If you ever happen to meet anyone who has any experience in the wild or deals with wild animals, they will tell you the animal they fear the most is not an apex predator. It’s a hippo. They all fear hippos. See, hippos are herbivores. But they don’t like being f**ked with. If the crocodiles that share their home with them could tell you what bullies they are, they would. And if the hippos found out the crocs have been talking shit about them, they would slap their heads for fun.
Now, if you managed to read through the first paragraph, I believe I have painted a very accurate picture of why you shouldn’t mess with hippos. They will literally bite your head off and not even eat it.
So, when I came across this video from, what people are referring to as Delhi zoo, I watched it with dread.
A hippo that had managed to sneak out of its penn was slapped a bunch of times by a security guard.
Redditors have since been going crazy looking at the video.
Yeah they look cute but in reality they are among the most dangerous animal on earth.
This hippo looked like it was fucking around a bit.
You just gota slap them back.
Had a buddy in college who was from S. Africa. I asked him once if he was ever scared of getting eaten by lions and he said no…but I’m absolutely terrified of hippos. My ignorant ass thought he was joking.
Holy christ. Can you even imagine being able to say you fucking slapped a hippo, multiple times? I wonder if he has any idea how unbelievably dangerous that was. If we were playing the worst game of Would you Rather and my choices were this or Russian Roulette….that would be kind of an easy decision.
About 500 people a year are killed by hippos in Africa.

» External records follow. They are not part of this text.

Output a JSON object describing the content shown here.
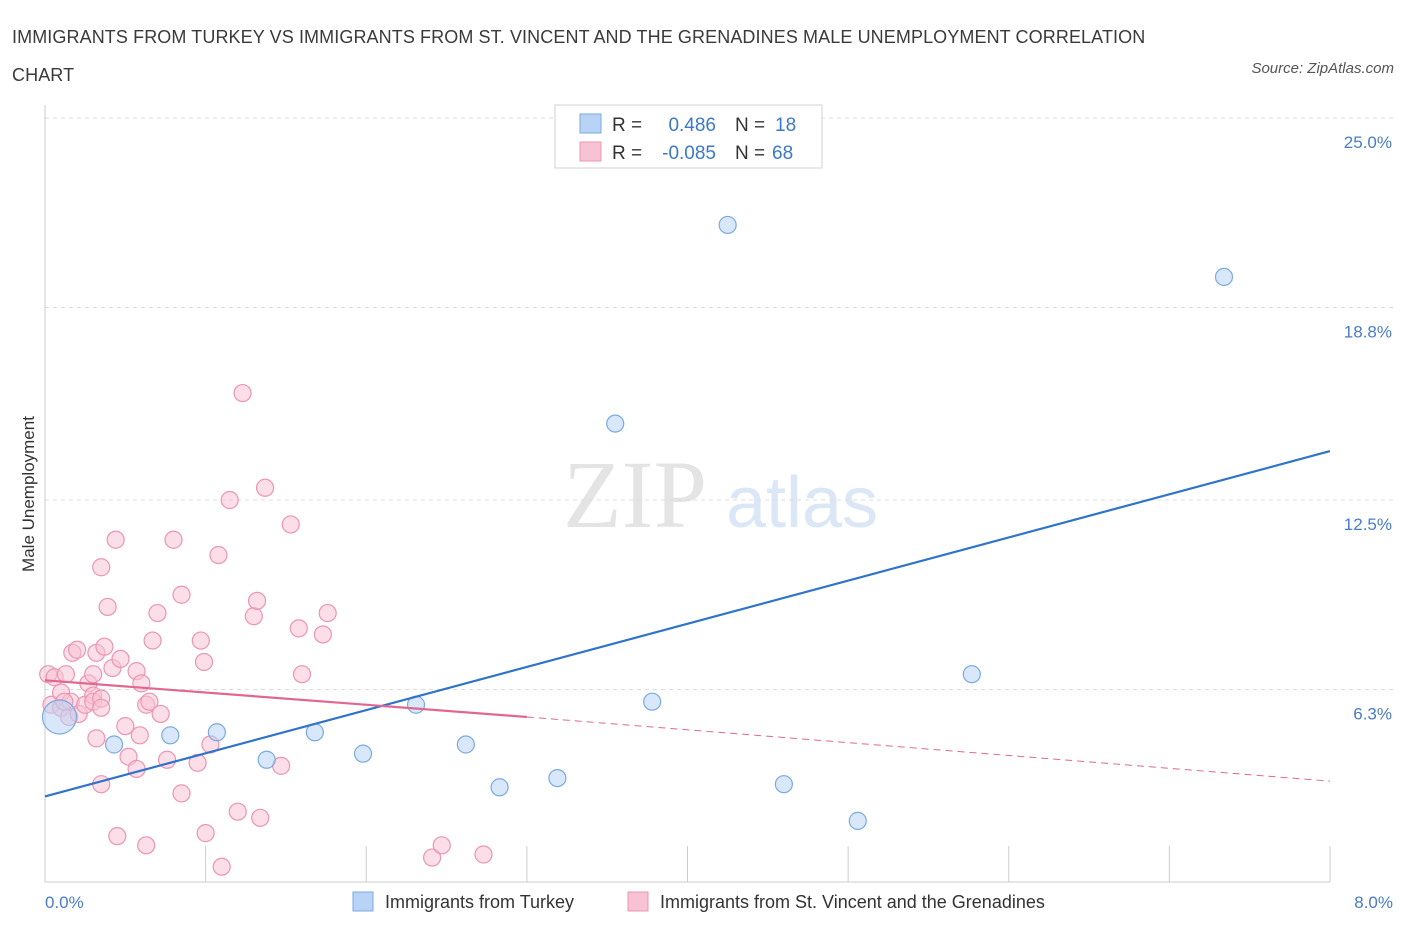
{
  "title": "IMMIGRANTS FROM TURKEY VS IMMIGRANTS FROM ST. VINCENT AND THE GRENADINES MALE UNEMPLOYMENT CORRELATION CHART",
  "source": "Source: ZipAtlas.com",
  "watermark": {
    "zip": "ZIP",
    "atlas": "atlas"
  },
  "colors": {
    "blue_fill": "#b8d3f5",
    "blue_stroke": "#7aaae0",
    "blue_line": "#2f74c9",
    "pink_fill": "#f7c2d3",
    "pink_stroke": "#ec94b3",
    "pink_line": "#e0688f",
    "grid": "#dcdcdc",
    "axis_label": "#4a7cc4"
  },
  "legend": {
    "rows": [
      {
        "r_label": "R =",
        "r_value": "0.486",
        "n_label": "N =",
        "n_value": "18"
      },
      {
        "r_label": "R =",
        "r_value": "-0.085",
        "n_label": "N =",
        "n_value": "68"
      }
    ]
  },
  "chart_data": {
    "type": "scatter",
    "title": "IMMIGRANTS FROM TURKEY VS IMMIGRANTS FROM ST. VINCENT AND THE GRENADINES MALE UNEMPLOYMENT CORRELATION CHART",
    "xlabel": "",
    "ylabel": "Male Unemployment",
    "xlim": [
      0,
      8
    ],
    "ylim": [
      0,
      25
    ],
    "x_tick_labels": [
      "0.0%",
      "8.0%"
    ],
    "y_ticks": [
      6.3,
      12.5,
      18.8,
      25.0
    ],
    "y_tick_labels": [
      "6.3%",
      "12.5%",
      "18.8%",
      "25.0%"
    ],
    "legend_position": "bottom",
    "series": [
      {
        "name": "Immigrants from Turkey",
        "color": "blue",
        "R": 0.486,
        "N": 18,
        "trend": {
          "x": [
            0,
            8
          ],
          "y": [
            2.8,
            14.1
          ],
          "dashed_extension": false
        },
        "points": [
          {
            "x": 0.09,
            "y": 5.4,
            "big": true
          },
          {
            "x": 0.43,
            "y": 4.5
          },
          {
            "x": 0.78,
            "y": 4.8
          },
          {
            "x": 1.07,
            "y": 4.9
          },
          {
            "x": 1.38,
            "y": 4.0
          },
          {
            "x": 1.68,
            "y": 4.9
          },
          {
            "x": 1.98,
            "y": 4.2
          },
          {
            "x": 2.31,
            "y": 5.8
          },
          {
            "x": 2.62,
            "y": 4.5
          },
          {
            "x": 2.83,
            "y": 3.1
          },
          {
            "x": 3.19,
            "y": 3.4
          },
          {
            "x": 3.55,
            "y": 15.0
          },
          {
            "x": 3.78,
            "y": 5.9
          },
          {
            "x": 4.25,
            "y": 21.5
          },
          {
            "x": 4.6,
            "y": 3.2
          },
          {
            "x": 5.06,
            "y": 2.0
          },
          {
            "x": 5.77,
            "y": 6.8
          },
          {
            "x": 7.34,
            "y": 19.8
          }
        ]
      },
      {
        "name": "Immigrants from St. Vincent and the Grenadines",
        "color": "pink",
        "R": -0.085,
        "N": 68,
        "trend": {
          "x": [
            0,
            3.0
          ],
          "y": [
            6.6,
            5.4
          ],
          "dashed_to": [
            8,
            3.3
          ]
        },
        "points": [
          {
            "x": 0.02,
            "y": 6.8
          },
          {
            "x": 0.04,
            "y": 5.8
          },
          {
            "x": 0.06,
            "y": 6.7
          },
          {
            "x": 0.1,
            "y": 5.7
          },
          {
            "x": 0.1,
            "y": 6.2
          },
          {
            "x": 0.13,
            "y": 6.8
          },
          {
            "x": 0.15,
            "y": 5.4
          },
          {
            "x": 0.16,
            "y": 5.9
          },
          {
            "x": 0.17,
            "y": 7.5
          },
          {
            "x": 0.21,
            "y": 5.5
          },
          {
            "x": 0.2,
            "y": 7.6
          },
          {
            "x": 0.25,
            "y": 5.8
          },
          {
            "x": 0.27,
            "y": 6.5
          },
          {
            "x": 0.3,
            "y": 6.1
          },
          {
            "x": 0.3,
            "y": 5.9
          },
          {
            "x": 0.32,
            "y": 7.5
          },
          {
            "x": 0.35,
            "y": 6.0
          },
          {
            "x": 0.3,
            "y": 6.8
          },
          {
            "x": 0.35,
            "y": 5.7
          },
          {
            "x": 0.37,
            "y": 7.7
          },
          {
            "x": 0.39,
            "y": 9.0
          },
          {
            "x": 0.32,
            "y": 4.7
          },
          {
            "x": 0.42,
            "y": 7.0
          },
          {
            "x": 0.35,
            "y": 3.2
          },
          {
            "x": 0.35,
            "y": 10.3
          },
          {
            "x": 0.47,
            "y": 7.3
          },
          {
            "x": 0.5,
            "y": 5.1
          },
          {
            "x": 0.52,
            "y": 4.1
          },
          {
            "x": 0.45,
            "y": 1.5
          },
          {
            "x": 0.44,
            "y": 11.2
          },
          {
            "x": 0.57,
            "y": 6.9
          },
          {
            "x": 0.59,
            "y": 4.8
          },
          {
            "x": 0.6,
            "y": 6.5
          },
          {
            "x": 0.63,
            "y": 5.8
          },
          {
            "x": 0.65,
            "y": 5.9
          },
          {
            "x": 0.57,
            "y": 3.7
          },
          {
            "x": 0.67,
            "y": 7.9
          },
          {
            "x": 0.7,
            "y": 8.8
          },
          {
            "x": 0.72,
            "y": 5.5
          },
          {
            "x": 0.63,
            "y": 1.2
          },
          {
            "x": 0.8,
            "y": 11.2
          },
          {
            "x": 0.76,
            "y": 4.0
          },
          {
            "x": 0.85,
            "y": 2.9
          },
          {
            "x": 0.85,
            "y": 9.4
          },
          {
            "x": 0.95,
            "y": 3.9
          },
          {
            "x": 0.97,
            "y": 7.9
          },
          {
            "x": 0.99,
            "y": 7.2
          },
          {
            "x": 1.0,
            "y": 1.6
          },
          {
            "x": 1.03,
            "y": 4.5
          },
          {
            "x": 1.08,
            "y": 10.7
          },
          {
            "x": 1.1,
            "y": 0.5
          },
          {
            "x": 1.15,
            "y": 12.5
          },
          {
            "x": 1.2,
            "y": 2.3
          },
          {
            "x": 1.23,
            "y": 16.0
          },
          {
            "x": 1.3,
            "y": 8.7
          },
          {
            "x": 1.32,
            "y": 9.2
          },
          {
            "x": 1.34,
            "y": 2.1
          },
          {
            "x": 1.37,
            "y": 12.9
          },
          {
            "x": 1.47,
            "y": 3.8
          },
          {
            "x": 1.53,
            "y": 11.7
          },
          {
            "x": 1.58,
            "y": 8.3
          },
          {
            "x": 1.6,
            "y": 6.8
          },
          {
            "x": 1.73,
            "y": 8.1
          },
          {
            "x": 1.76,
            "y": 8.8
          },
          {
            "x": 2.41,
            "y": 0.8
          },
          {
            "x": 2.47,
            "y": 1.2
          },
          {
            "x": 2.73,
            "y": 0.9
          },
          {
            "x": 0.12,
            "y": 5.9
          }
        ]
      }
    ]
  },
  "bottom_legend": [
    {
      "label": "Immigrants from Turkey",
      "color": "blue"
    },
    {
      "label": "Immigrants from St. Vincent and the Grenadines",
      "color": "pink"
    }
  ]
}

They are not cuddly.
The people behind him don’t understand how much a hippo is dangerous: these animals are fast despite their weigh, they can run faster than a human and with a single bite they can tear you apart.

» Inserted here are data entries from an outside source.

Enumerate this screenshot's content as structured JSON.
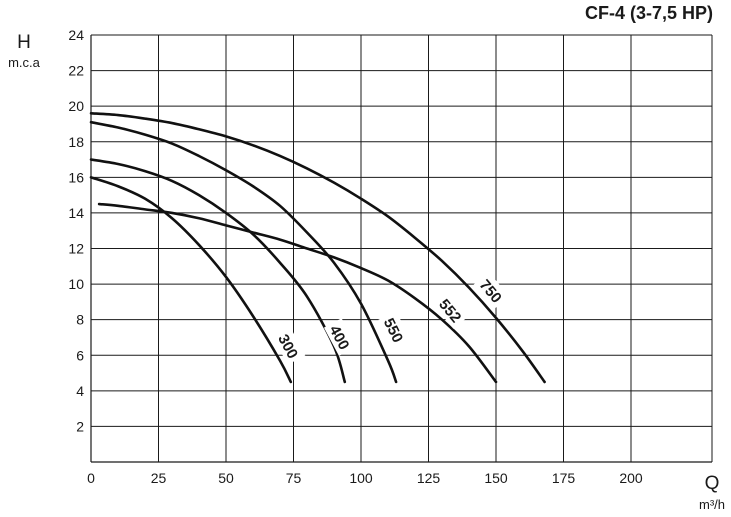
{
  "chart_data": {
    "type": "line",
    "title": "CF-4 (3-7,5 HP)",
    "ylabel": "H",
    "ylabel_unit": "m.c.a",
    "xlabel": "Q",
    "xlabel_unit": "m³/h",
    "xlim": [
      0,
      230
    ],
    "ylim": [
      0,
      24
    ],
    "x_ticks": [
      "0",
      "25",
      "50",
      "75",
      "100",
      "125",
      "150",
      "175",
      "200"
    ],
    "y_ticks": [
      "2",
      "4",
      "6",
      "8",
      "10",
      "12",
      "14",
      "16",
      "18",
      "20",
      "22",
      "24"
    ],
    "grid": true,
    "series": [
      {
        "name": "300",
        "x": [
          0,
          10,
          20,
          30,
          40,
          50,
          60,
          70,
          74
        ],
        "y": [
          16,
          15.5,
          14.8,
          13.7,
          12.2,
          10.4,
          8.2,
          5.7,
          4.5
        ]
      },
      {
        "name": "400",
        "x": [
          0,
          10,
          20,
          30,
          40,
          50,
          60,
          70,
          80,
          90,
          94
        ],
        "y": [
          17,
          16.75,
          16.35,
          15.8,
          15,
          14,
          12.8,
          11.2,
          9.3,
          6.5,
          4.5
        ]
      },
      {
        "name": "550",
        "x": [
          0,
          10,
          20,
          30,
          40,
          50,
          60,
          70,
          80,
          90,
          100,
          110,
          113
        ],
        "y": [
          19.1,
          18.8,
          18.4,
          17.9,
          17.2,
          16.4,
          15.5,
          14.4,
          12.9,
          11.2,
          8.9,
          5.7,
          4.5
        ]
      },
      {
        "name": "552",
        "x": [
          3,
          10,
          20,
          30,
          40,
          50,
          60,
          70,
          80,
          90,
          100,
          110,
          120,
          130,
          140,
          150
        ],
        "y": [
          14.5,
          14.4,
          14.2,
          14,
          13.7,
          13.3,
          12.9,
          12.5,
          12,
          11.5,
          10.9,
          10.2,
          9.2,
          8.0,
          6.5,
          4.5
        ]
      },
      {
        "name": "750",
        "x": [
          0,
          10,
          20,
          30,
          40,
          50,
          60,
          70,
          80,
          90,
          100,
          110,
          120,
          130,
          140,
          150,
          160,
          168
        ],
        "y": [
          19.6,
          19.5,
          19.3,
          19.05,
          18.7,
          18.3,
          17.8,
          17.2,
          16.5,
          15.7,
          14.8,
          13.8,
          12.6,
          11.3,
          9.8,
          8.1,
          6.2,
          4.5
        ]
      }
    ],
    "curve_labels": [
      {
        "text": "300",
        "x": 73,
        "y": 6.5,
        "angle": 62
      },
      {
        "text": "400",
        "x": 92,
        "y": 7.0,
        "angle": 62
      },
      {
        "text": "550",
        "x": 112,
        "y": 7.4,
        "angle": 64
      },
      {
        "text": "552",
        "x": 133,
        "y": 8.5,
        "angle": 50
      },
      {
        "text": "750",
        "x": 148,
        "y": 9.6,
        "angle": 50
      }
    ]
  }
}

Also Children’s media makes them come off as bumbling but cute herbivores. Why the fuck would we lie to children like that.
I think this guy must either be trained on Hippo submission or his balls are clanging.

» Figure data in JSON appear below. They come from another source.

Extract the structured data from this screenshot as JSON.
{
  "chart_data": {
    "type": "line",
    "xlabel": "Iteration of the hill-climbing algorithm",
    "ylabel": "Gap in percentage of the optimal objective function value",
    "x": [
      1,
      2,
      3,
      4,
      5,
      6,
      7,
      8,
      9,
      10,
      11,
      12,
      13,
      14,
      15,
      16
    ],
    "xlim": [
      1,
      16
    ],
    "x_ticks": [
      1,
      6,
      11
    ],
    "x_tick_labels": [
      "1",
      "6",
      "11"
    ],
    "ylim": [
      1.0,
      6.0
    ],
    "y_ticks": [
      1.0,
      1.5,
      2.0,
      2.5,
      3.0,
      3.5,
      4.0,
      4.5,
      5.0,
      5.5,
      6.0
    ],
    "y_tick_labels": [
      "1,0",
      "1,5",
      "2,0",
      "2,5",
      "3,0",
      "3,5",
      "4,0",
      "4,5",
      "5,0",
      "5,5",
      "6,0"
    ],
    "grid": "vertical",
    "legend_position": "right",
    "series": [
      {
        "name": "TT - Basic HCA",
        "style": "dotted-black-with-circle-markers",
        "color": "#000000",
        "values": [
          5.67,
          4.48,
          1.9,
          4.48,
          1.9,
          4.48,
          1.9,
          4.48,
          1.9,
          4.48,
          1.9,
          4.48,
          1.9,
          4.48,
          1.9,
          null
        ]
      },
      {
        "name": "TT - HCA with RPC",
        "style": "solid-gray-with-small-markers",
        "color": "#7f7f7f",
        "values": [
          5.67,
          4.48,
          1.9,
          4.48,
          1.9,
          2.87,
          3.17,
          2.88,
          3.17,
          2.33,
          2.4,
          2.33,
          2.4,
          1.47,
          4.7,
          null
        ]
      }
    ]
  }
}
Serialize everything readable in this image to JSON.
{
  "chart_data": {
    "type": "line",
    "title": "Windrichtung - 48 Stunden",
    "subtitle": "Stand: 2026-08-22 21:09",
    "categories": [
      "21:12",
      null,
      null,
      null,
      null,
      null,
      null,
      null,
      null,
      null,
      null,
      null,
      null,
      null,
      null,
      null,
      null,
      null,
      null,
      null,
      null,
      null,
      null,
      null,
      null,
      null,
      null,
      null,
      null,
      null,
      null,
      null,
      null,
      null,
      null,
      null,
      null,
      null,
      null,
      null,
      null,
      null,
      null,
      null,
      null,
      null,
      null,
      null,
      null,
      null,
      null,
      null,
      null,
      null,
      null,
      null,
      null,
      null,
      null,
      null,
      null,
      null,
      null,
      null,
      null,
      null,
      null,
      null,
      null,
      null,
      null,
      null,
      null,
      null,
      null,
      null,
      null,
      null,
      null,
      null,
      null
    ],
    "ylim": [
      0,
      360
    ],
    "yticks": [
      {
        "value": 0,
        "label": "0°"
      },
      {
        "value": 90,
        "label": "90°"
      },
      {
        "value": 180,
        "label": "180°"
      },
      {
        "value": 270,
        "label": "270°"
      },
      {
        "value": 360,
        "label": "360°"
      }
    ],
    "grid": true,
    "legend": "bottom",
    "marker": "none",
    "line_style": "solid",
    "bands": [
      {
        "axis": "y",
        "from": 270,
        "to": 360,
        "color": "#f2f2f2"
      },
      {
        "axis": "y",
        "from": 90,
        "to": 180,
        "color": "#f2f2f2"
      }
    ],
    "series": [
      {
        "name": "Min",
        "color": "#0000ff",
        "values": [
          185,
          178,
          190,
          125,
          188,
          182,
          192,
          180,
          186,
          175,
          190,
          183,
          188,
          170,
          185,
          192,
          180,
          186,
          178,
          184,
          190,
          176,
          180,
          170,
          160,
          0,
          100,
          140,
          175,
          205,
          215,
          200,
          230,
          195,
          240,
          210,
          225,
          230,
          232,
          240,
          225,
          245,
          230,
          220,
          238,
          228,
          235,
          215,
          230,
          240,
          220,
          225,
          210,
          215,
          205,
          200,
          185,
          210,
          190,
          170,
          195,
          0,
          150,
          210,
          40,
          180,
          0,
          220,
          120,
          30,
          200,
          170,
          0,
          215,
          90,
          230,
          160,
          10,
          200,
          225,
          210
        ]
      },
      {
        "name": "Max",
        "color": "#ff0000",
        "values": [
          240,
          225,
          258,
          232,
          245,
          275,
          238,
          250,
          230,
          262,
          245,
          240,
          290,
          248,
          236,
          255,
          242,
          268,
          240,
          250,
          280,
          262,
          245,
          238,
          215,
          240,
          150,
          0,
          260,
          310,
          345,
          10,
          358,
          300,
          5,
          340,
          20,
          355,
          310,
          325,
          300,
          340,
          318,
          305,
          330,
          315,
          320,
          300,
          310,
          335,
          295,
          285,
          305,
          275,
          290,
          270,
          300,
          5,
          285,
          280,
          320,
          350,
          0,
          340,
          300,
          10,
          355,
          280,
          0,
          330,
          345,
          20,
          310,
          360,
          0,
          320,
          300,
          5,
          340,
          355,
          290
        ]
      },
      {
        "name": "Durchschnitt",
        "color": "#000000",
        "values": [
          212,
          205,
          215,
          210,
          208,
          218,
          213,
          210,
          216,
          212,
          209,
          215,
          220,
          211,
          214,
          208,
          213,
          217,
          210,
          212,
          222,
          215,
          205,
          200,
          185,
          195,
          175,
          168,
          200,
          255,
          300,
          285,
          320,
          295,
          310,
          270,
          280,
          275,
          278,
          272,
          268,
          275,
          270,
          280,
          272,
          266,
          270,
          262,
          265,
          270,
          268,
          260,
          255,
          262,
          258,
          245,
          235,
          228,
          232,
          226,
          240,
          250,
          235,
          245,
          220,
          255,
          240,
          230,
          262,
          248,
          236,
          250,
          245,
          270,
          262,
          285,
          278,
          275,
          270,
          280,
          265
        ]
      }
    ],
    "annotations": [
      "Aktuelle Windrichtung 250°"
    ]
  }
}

I read a poem in a children’s book when I was little and I’ve had a healthy fear of them ever since. “Don’t fall in, Don’t fall in To the hippos grin. The hippos grin Is not so funny Once seen inside A hippos tummy.”
Don’t mention how they can spray shit out off their ass-sprinkler.
Yeah but does the guard? Like he walks by and “omg surprise hippo, I know I’ll give him a little smack on da face, that will take care of him” That thing was an actual hungry hungry hippo Super cute flippy ears though when he decided not to eat the guard.
Man, I bet this hippo is blasted off his keister on serious hippo drugs, top-of-the-line hippo narcotics to keep his hippo ass guzzling back pond water and algae peacefully. edit: downvotes? Africa’s third-deadliest and most territorially aggressive animal being held, and you think he isn’t drugged tf up? You think this zoo keeps the hippo happy with herbivore pellets and alfalfa sprouts, and that’s why it has dropped the natural tendency to charge anything in its territory and destroy the invader with the #5 strongest jaws on the planet? Sorry you didn’t like to read this, downvoters, but that hippo isn’t gaping around in catatonia because it’s really happy with all the alfalfa
Look, the comments are funny and the video is amazing because nobody’s died or dismembered beyond recognition but don’t fall for it. If you ever see a hippo, firstly, where the F are you and second, RUN!